Galder Gazetlu-Uruttia mengatakan pesan utama dari film ini adalah “umat manusia harus bergerak menuju distribusi kekayaan yang adil”. Hal ini dilaksanakan dengan eksplorasi tentang pentingnya inisiatif individu dalam mendorong perubahan politik yang mengkritik sistem kapitalisme. Inisiatif individu ini digambarkan pada Goreng yang menyebarkan ide manajemen makanan kepada tahanan lain.
Solidaritas Spontan
Setiap bulannya para tahanan akan pindah sel, beruntung bagi mereka bila ditempatkan pada lantai atas, dan sebuah kematian jika mereka ditempatkan pada lantai bawah. Pada Bulan kedua Goreng dipindahkan ke lantai 134, menurut perhitungan Goreng sebelumnya, makanan hanya berisi sampai pada lantai 55, setelahnya hanya ada piring dan gelas kosong.  tentunya kematian baginya, Terbukti ketika paha Goreng dikuliti oleh Terimagasi karena kelaparan, namun segara diselamatkan oleh Miharu yang turun dengan Platform untuk mencari anaknya ke lantai bawah, setelahnya Goreng membunuh Terimagasi.

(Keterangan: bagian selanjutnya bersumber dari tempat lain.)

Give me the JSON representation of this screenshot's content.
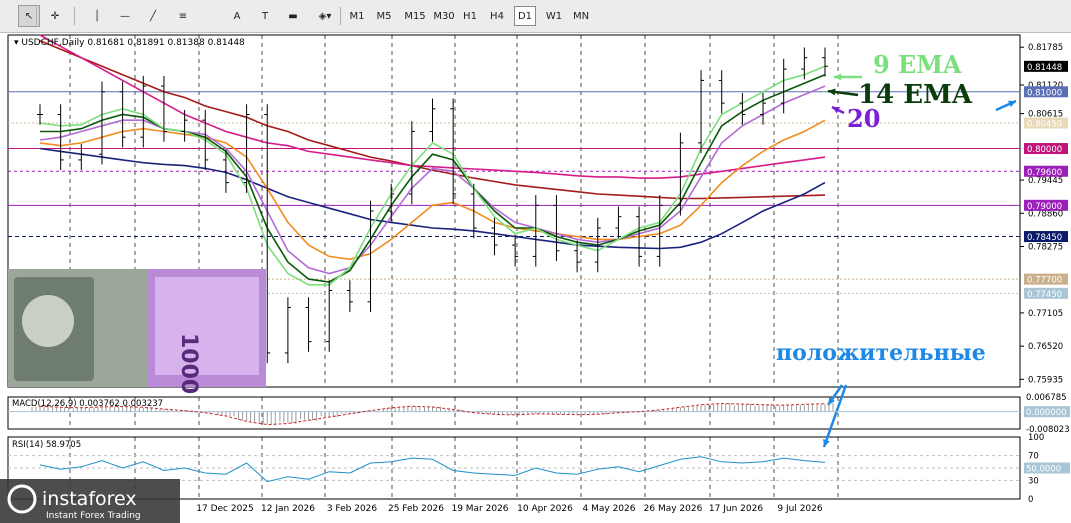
{
  "toolbar": {
    "tools": [
      {
        "name": "cursor-icon",
        "glyph": "↖"
      },
      {
        "name": "crosshair-icon",
        "glyph": "✛"
      },
      {
        "name": "vertical-line-icon",
        "glyph": "│"
      },
      {
        "name": "horizontal-line-icon",
        "glyph": "—"
      },
      {
        "name": "trendline-icon",
        "glyph": "╱"
      },
      {
        "name": "fibonacci-icon",
        "glyph": "≡"
      },
      {
        "name": "text-icon",
        "glyph": "A"
      },
      {
        "name": "text-label-icon",
        "glyph": "T"
      },
      {
        "name": "rectangle-icon",
        "glyph": "▬"
      },
      {
        "name": "shapes-menu-icon",
        "glyph": "◈▾"
      }
    ],
    "timeframes": [
      "M1",
      "M5",
      "M15",
      "M30",
      "H1",
      "H4",
      "D1",
      "W1",
      "MN"
    ],
    "active_timeframe": "D1"
  },
  "chart_header": {
    "symbol_line": "USDCHF,Daily  0.81681 0.81891 0.81388 0.81448"
  },
  "annotations": {
    "ema9": "9 EMA",
    "ema14": "14 EMA",
    "ema20": "20",
    "positive_text": "положительные",
    "colors": {
      "ema9": "#7be07b",
      "ema14": "#0a3d0a",
      "ema20": "#7a1fd6",
      "positive": "#1e88e5"
    }
  },
  "macd_header": "MACD(12,26,9) 0.003762 0.003237",
  "rsi_header": "RSI(14) 58.9705",
  "watermark": {
    "brand": "instaforex",
    "tagline": "Instant Forex Trading"
  },
  "chart_data": {
    "type": "line",
    "symbol": "USDCHF",
    "timeframe": "Daily",
    "ohlc_last": {
      "open": 0.81681,
      "high": 0.81891,
      "low": 0.81388,
      "close": 0.81448
    },
    "x_tick_labels": [
      "17 Dec 2025",
      "12 Jan 2026",
      "3 Feb 2026",
      "25 Feb 2026",
      "19 Mar 2026",
      "10 Apr 2026",
      "4 May 2026",
      "26 May 2026",
      "17 Jun 2026",
      "9 Jul 2026"
    ],
    "y_tick_labels": [
      "0.81785",
      "0.81120",
      "0.80615",
      "0.79445",
      "0.78860",
      "0.78275",
      "0.77105",
      "0.76520",
      "0.75935"
    ],
    "ylim": [
      0.758,
      0.82
    ],
    "price_tags": [
      {
        "value": "0.81448",
        "color": "#000000",
        "text_color": "#ffffff"
      },
      {
        "value": "0.81000",
        "color": "#5b6fb5",
        "text_color": "#ffffff"
      },
      {
        "value": "0.80450",
        "color": "#e8d9b8",
        "text_color": "#ffffff"
      },
      {
        "value": "0.80000",
        "color": "#c0147a",
        "text_color": "#ffffff"
      },
      {
        "value": "0.79600",
        "color": "#9b1fb8",
        "text_color": "#ffffff"
      },
      {
        "value": "0.79000",
        "color": "#9b1fb8",
        "text_color": "#ffffff"
      },
      {
        "value": "0.78450",
        "color": "#0a1a6b",
        "text_color": "#ffffff"
      },
      {
        "value": "0.77700",
        "color": "#c9b08a",
        "text_color": "#ffffff"
      },
      {
        "value": "0.77450",
        "color": "#a9c6d6",
        "text_color": "#ffffff"
      }
    ],
    "horizontal_levels": [
      {
        "value": 0.81,
        "color": "#5b6fb5",
        "dash": ""
      },
      {
        "value": 0.8045,
        "color": "#cdbb95",
        "dash": "2,2"
      },
      {
        "value": 0.8,
        "color": "#c0147a",
        "dash": ""
      },
      {
        "value": 0.796,
        "color": "#9b1fb8",
        "dash": "3,3"
      },
      {
        "value": 0.79,
        "color": "#9b1fb8",
        "dash": ""
      },
      {
        "value": 0.7845,
        "color": "#0a1a6b",
        "dash": "4,3"
      },
      {
        "value": 0.777,
        "color": "#c9b08a",
        "dash": "2,2"
      },
      {
        "value": 0.7745,
        "color": "#a9c6d6",
        "dash": "2,2"
      }
    ],
    "series": [
      {
        "name": "9 EMA",
        "color": "#7be07b",
        "values": [
          0.8045,
          0.804,
          0.8042,
          0.806,
          0.807,
          0.806,
          0.8035,
          0.803,
          0.8015,
          0.799,
          0.793,
          0.783,
          0.778,
          0.776,
          0.776,
          0.779,
          0.786,
          0.792,
          0.797,
          0.801,
          0.799,
          0.793,
          0.788,
          0.785,
          0.786,
          0.784,
          0.783,
          0.782,
          0.784,
          0.786,
          0.787,
          0.792,
          0.8,
          0.806,
          0.808,
          0.81,
          0.812,
          0.813,
          0.8145
        ]
      },
      {
        "name": "14 EMA",
        "color": "#0a5a0a",
        "values": [
          0.803,
          0.803,
          0.8035,
          0.805,
          0.806,
          0.8055,
          0.8035,
          0.803,
          0.802,
          0.7995,
          0.795,
          0.786,
          0.78,
          0.777,
          0.7765,
          0.7785,
          0.784,
          0.79,
          0.795,
          0.799,
          0.798,
          0.793,
          0.789,
          0.786,
          0.786,
          0.7845,
          0.7835,
          0.783,
          0.784,
          0.7855,
          0.7865,
          0.7905,
          0.7975,
          0.804,
          0.8065,
          0.8085,
          0.81,
          0.8115,
          0.813
        ]
      },
      {
        "name": "20",
        "color": "#b36bd6",
        "values": [
          0.8015,
          0.802,
          0.803,
          0.804,
          0.805,
          0.805,
          0.8035,
          0.803,
          0.8025,
          0.8,
          0.796,
          0.789,
          0.782,
          0.779,
          0.778,
          0.779,
          0.783,
          0.788,
          0.793,
          0.7965,
          0.796,
          0.793,
          0.7895,
          0.787,
          0.786,
          0.785,
          0.784,
          0.7835,
          0.784,
          0.785,
          0.786,
          0.789,
          0.795,
          0.801,
          0.804,
          0.806,
          0.808,
          0.8095,
          0.811
        ]
      },
      {
        "name": "",
        "color": "#f28c1e",
        "values": [
          0.801,
          0.8005,
          0.801,
          0.802,
          0.803,
          0.8035,
          0.803,
          0.8025,
          0.802,
          0.801,
          0.7985,
          0.793,
          0.787,
          0.783,
          0.781,
          0.7805,
          0.7815,
          0.784,
          0.787,
          0.79,
          0.7905,
          0.789,
          0.787,
          0.786,
          0.7855,
          0.785,
          0.7845,
          0.784,
          0.784,
          0.7845,
          0.785,
          0.7865,
          0.79,
          0.794,
          0.797,
          0.7995,
          0.8015,
          0.803,
          0.805
        ]
      },
      {
        "name": "",
        "color": "#1a237e",
        "values": [
          0.8,
          0.7995,
          0.799,
          0.7985,
          0.798,
          0.7975,
          0.7972,
          0.797,
          0.7965,
          0.7958,
          0.7945,
          0.793,
          0.7915,
          0.7905,
          0.7895,
          0.7885,
          0.7875,
          0.787,
          0.7865,
          0.786,
          0.7858,
          0.7855,
          0.785,
          0.7845,
          0.784,
          0.7835,
          0.783,
          0.7828,
          0.7826,
          0.7825,
          0.7824,
          0.7826,
          0.7835,
          0.785,
          0.787,
          0.789,
          0.7905,
          0.792,
          0.794
        ]
      },
      {
        "name": "",
        "color": "#d81b8a",
        "values": [
          0.82,
          0.818,
          0.816,
          0.814,
          0.812,
          0.81,
          0.808,
          0.806,
          0.8045,
          0.803,
          0.802,
          0.801,
          0.8005,
          0.7995,
          0.799,
          0.7985,
          0.798,
          0.7975,
          0.797,
          0.7968,
          0.7966,
          0.7964,
          0.7962,
          0.796,
          0.7958,
          0.7955,
          0.7952,
          0.795,
          0.795,
          0.7948,
          0.7948,
          0.795,
          0.7955,
          0.796,
          0.7965,
          0.797,
          0.7975,
          0.798,
          0.7985
        ]
      },
      {
        "name": "",
        "color": "#a61b1b",
        "values": [
          0.819,
          0.8175,
          0.816,
          0.8145,
          0.813,
          0.8115,
          0.81,
          0.809,
          0.8075,
          0.8065,
          0.8055,
          0.804,
          0.803,
          0.8015,
          0.8005,
          0.7995,
          0.7985,
          0.7978,
          0.797,
          0.7962,
          0.7955,
          0.7948,
          0.7942,
          0.7936,
          0.7932,
          0.7928,
          0.7924,
          0.792,
          0.7918,
          0.7916,
          0.7914,
          0.7912,
          0.7912,
          0.7913,
          0.7914,
          0.7915,
          0.7916,
          0.7917,
          0.7918
        ]
      }
    ],
    "price": {
      "name": "",
      "color": "#000000",
      "values": [
        0.806,
        0.798,
        0.799,
        0.81,
        0.802,
        0.811,
        0.803,
        0.805,
        0.798,
        0.794,
        0.806,
        0.764,
        0.772,
        0.766,
        0.775,
        0.773,
        0.789,
        0.792,
        0.803,
        0.807,
        0.792,
        0.786,
        0.783,
        0.781,
        0.79,
        0.782,
        0.78,
        0.786,
        0.788,
        0.781,
        0.79,
        0.801,
        0.812,
        0.808,
        0.806,
        0.808,
        0.814,
        0.816,
        0.8145
      ]
    },
    "macd": {
      "ylim": [
        -0.008023,
        0.006785
      ],
      "tick_labels": [
        "0.006785",
        "0.000000",
        "-0.008023"
      ],
      "values": [
        0.0025,
        0.002,
        0.0018,
        0.0022,
        0.0024,
        0.002,
        0.0012,
        0.0005,
        -0.0005,
        -0.002,
        -0.0045,
        -0.006,
        -0.0055,
        -0.004,
        -0.0025,
        -0.001,
        0.0005,
        0.0018,
        0.0025,
        0.0022,
        0.001,
        -0.0005,
        -0.0012,
        -0.0015,
        -0.001,
        -0.0012,
        -0.0014,
        -0.0012,
        -0.0005,
        0.0,
        0.0008,
        0.002,
        0.0032,
        0.0038,
        0.0035,
        0.0032,
        0.003,
        0.0034,
        0.0037
      ]
    },
    "rsi": {
      "ylim": [
        0,
        100
      ],
      "tick_labels": [
        "100",
        "70",
        "50",
        "30",
        "0"
      ],
      "values": [
        55,
        48,
        52,
        62,
        50,
        60,
        46,
        50,
        42,
        40,
        58,
        28,
        36,
        32,
        44,
        42,
        58,
        60,
        66,
        64,
        46,
        42,
        40,
        38,
        50,
        42,
        40,
        48,
        52,
        44,
        54,
        64,
        68,
        60,
        58,
        60,
        66,
        62,
        59
      ]
    }
  }
}
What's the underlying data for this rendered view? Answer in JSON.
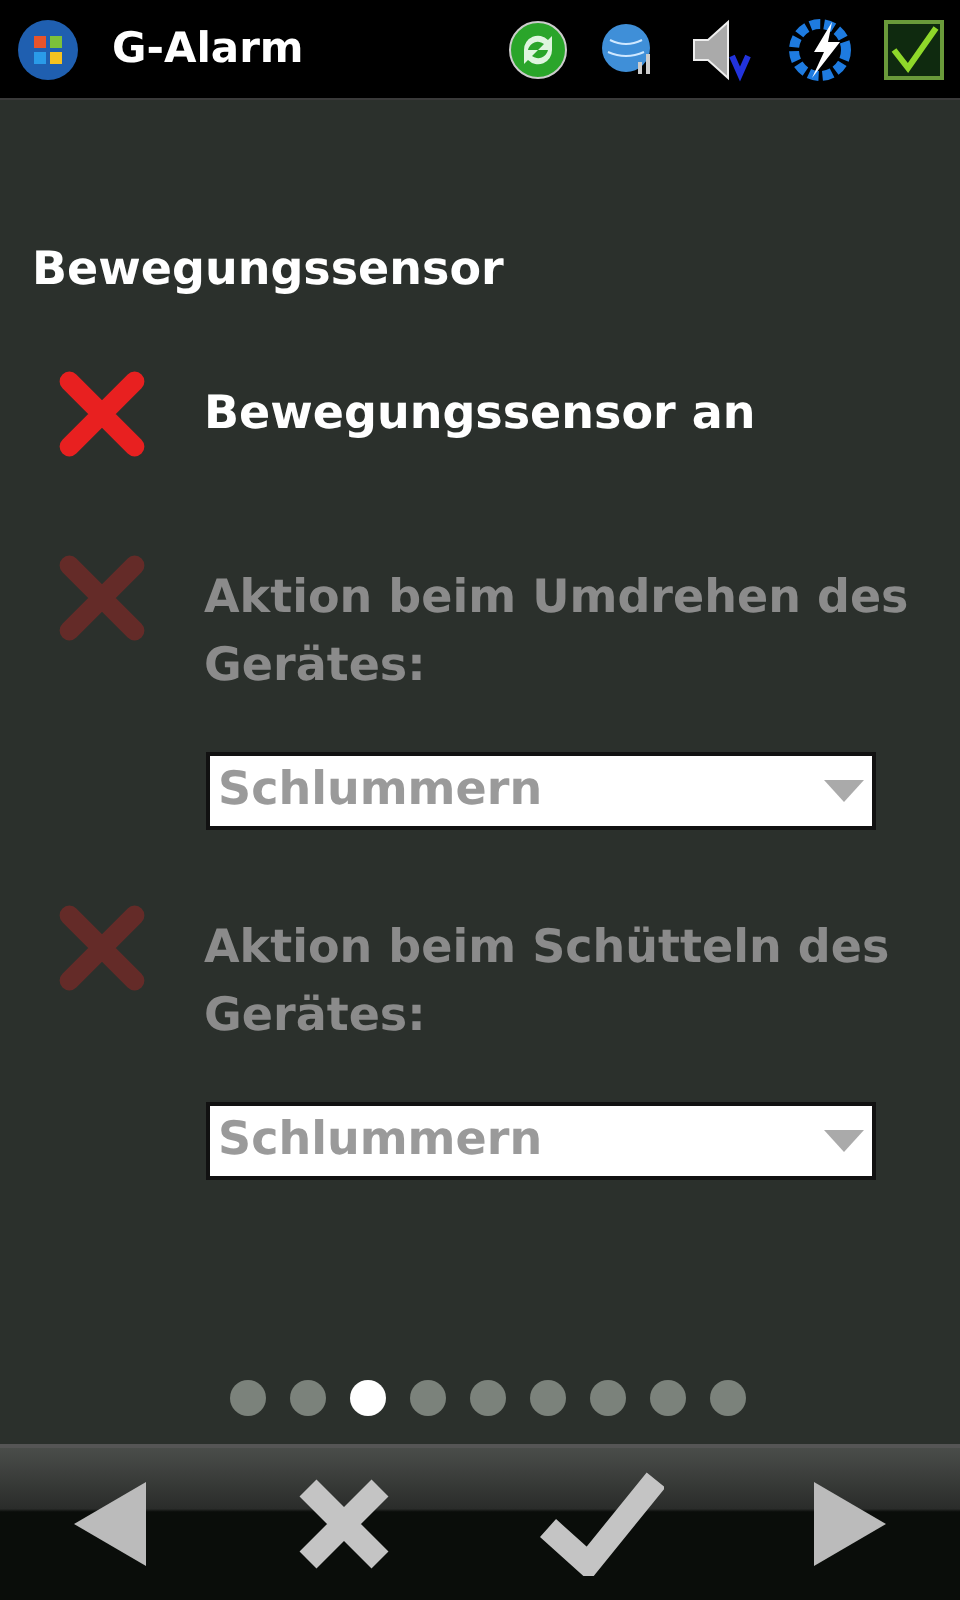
{
  "window": {
    "title": "G-Alarm"
  },
  "heading": "Bewegungssensor",
  "settings": [
    {
      "label": "Bewegungssensor an",
      "checked": false,
      "disabled": false
    },
    {
      "label": "Aktion beim Umdrehen des Gerätes:",
      "checked": false,
      "disabled": true,
      "select": {
        "value": "Schlummern",
        "disabled": true
      }
    },
    {
      "label": "Aktion beim Schütteln des Gerätes:",
      "checked": false,
      "disabled": true,
      "select": {
        "value": "Schlummern",
        "disabled": true
      }
    }
  ],
  "pages": [
    {
      "selected": false
    },
    {
      "selected": false
    },
    {
      "selected": true
    },
    {
      "selected": false
    },
    {
      "selected": false
    },
    {
      "selected": false
    },
    {
      "selected": false
    },
    {
      "selected": false
    },
    {
      "selected": false
    }
  ]
}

Setelah melalui hari-hari berat, Goreng tidak peduli lagi terhadap Manajemen makanan, ia hanya peduli bagaimana caranya untuk bertahan hidup. Di bulan berikutnya Goreng berada di sel atas, kini teman sekamarnaya Imoigiri. Imoigiri sangat peduli dengan manajemen makanan. Imoigiri merealisasikannya dengan cara hanya makan 2 hari sekali, dan menyampaikan pada tahanan dibawah selnya untuk melakukan hal serupa, namun selalu diabaikan. Ketika ditanya Goreng kenapa Imoigiri melakukan hal itu, Imoigiri menjawab “kita bertanggung jawab atas orang-orang yang tidak dapat makan dibulan ini, kita harus membuat perubahan spontan”.

Sumber : www.imdb.com

Melalui dialog tersebut film ini menegaskan, bahwa kemiskinan dan kelaparan yang terjadi saat ini merupakan tanggung jawab kita semua. Imoigiri menegaskan harus ada perubahan spontan dari para tahanan, namun Goreng tidak sepakat, “Perubahan tak pernah spontan” kata Goreng.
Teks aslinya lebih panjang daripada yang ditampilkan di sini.